Thursday, February 28, 2013
Usually, coach of the year honors are given to the leader of a team who has had an outstanding season with a winning record.
This year, however, the coaches in the South Central Athletic Conference found Mabton girls basketball coach Chris McCallum worthy of the honor.
He said he is honored that his peers named him coach of the year because it is his belief that the other coaches must have noticed positive changes are taking place in the Mabton girls basketball program.
The Lady Vikings had a 2012-13 season record of 11-12. McCallum has been coaching the girls program since 2008 and his overall record is 74-58.
"There are great things happening in Lady Viking basketball," said McCallum, stating his team was young this past season.
Three freshmen and two sophomores started for the team, and McCallum believes they are some of the best athletes he has coached. He said he anticipates the Lady Vikings securing a 1A State tourney berth in 2014.
"My philosophy has always been that there's something to learn from every game, especially from the losses," said McCallum.
He said he learns much more from a loss than a "bad win" because to him a bad win is the result of players going through the motions and not playing to their ability.
"An ugly win is showing no energy, coming out flat and just going through the motions, playing to the level of the other team and going into a coast game," said the coach.
Being named coach of the year, he said, is not an honor he believes solely belongs to him. He said he has a coaching staff that deserves credit, as well.
Nikki Sabedra, he said, gives of her own time without pay. "She puts in more time than many head coaches."
McCallum credits Andy Carrizales and Derrick Nash for providing their expertise, as well.
Before coaching Mabton High School basketball, McCallum was an AAU coach.

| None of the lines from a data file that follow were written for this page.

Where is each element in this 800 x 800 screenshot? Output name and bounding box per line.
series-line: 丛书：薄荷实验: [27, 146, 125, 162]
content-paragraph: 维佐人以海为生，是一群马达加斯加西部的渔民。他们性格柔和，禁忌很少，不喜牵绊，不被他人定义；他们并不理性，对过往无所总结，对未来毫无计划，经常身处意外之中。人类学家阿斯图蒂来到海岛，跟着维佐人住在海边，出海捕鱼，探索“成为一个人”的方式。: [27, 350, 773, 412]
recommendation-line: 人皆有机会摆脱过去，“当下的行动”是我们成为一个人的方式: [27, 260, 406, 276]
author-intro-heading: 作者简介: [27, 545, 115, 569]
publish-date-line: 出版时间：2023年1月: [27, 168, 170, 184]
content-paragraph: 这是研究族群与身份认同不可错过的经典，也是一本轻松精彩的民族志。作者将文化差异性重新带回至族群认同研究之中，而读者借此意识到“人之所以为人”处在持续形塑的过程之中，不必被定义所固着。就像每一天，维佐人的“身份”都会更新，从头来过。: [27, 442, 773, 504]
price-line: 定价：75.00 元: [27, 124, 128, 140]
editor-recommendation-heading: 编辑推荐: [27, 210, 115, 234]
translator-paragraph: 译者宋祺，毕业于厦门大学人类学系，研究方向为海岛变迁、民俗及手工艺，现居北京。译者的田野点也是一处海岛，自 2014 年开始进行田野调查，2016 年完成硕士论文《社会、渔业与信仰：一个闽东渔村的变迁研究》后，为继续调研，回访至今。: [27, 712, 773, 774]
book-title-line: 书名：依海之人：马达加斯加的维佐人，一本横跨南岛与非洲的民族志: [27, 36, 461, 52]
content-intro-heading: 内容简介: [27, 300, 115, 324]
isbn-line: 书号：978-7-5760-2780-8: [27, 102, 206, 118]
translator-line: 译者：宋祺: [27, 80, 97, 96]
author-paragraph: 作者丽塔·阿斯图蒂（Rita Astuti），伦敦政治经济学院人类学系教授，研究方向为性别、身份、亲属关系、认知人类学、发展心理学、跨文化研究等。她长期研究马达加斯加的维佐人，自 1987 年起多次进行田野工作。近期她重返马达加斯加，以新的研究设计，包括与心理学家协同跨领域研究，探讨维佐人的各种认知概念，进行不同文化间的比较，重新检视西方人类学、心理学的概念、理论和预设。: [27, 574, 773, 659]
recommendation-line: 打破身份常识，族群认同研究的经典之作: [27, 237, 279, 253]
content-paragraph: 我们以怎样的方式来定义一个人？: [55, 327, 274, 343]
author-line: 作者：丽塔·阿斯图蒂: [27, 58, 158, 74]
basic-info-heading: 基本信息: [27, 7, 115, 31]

He joined the coaching staff in Mabton as an assistant to Brock Ledgerwood, who currently serves as the athletic director.
Ledgerwood said McCallum has always been dedicated to helping the players in whatever way possible.
"Even when he was an AAU and assistant coach he was one of the hardest working coaches I've come in contact with," Ledgerwood said of McCallum.
He said McCallum looks for ways to provide the players an advantage, whether he is scouting opponents or coaching the team during the off-season.
"Chris goes above and beyond...coaching is his passion and he is always trying to find more opportunities for his kids to play," said Ledgerwood.
McCallum admits he spends countless hours away from home. That's due in large part to the support he receives from his wife. "Without Andrea I wouldn't be able to do this."
He also credits the parents and players for motivating him and making his job enjoyable. "They are great to me."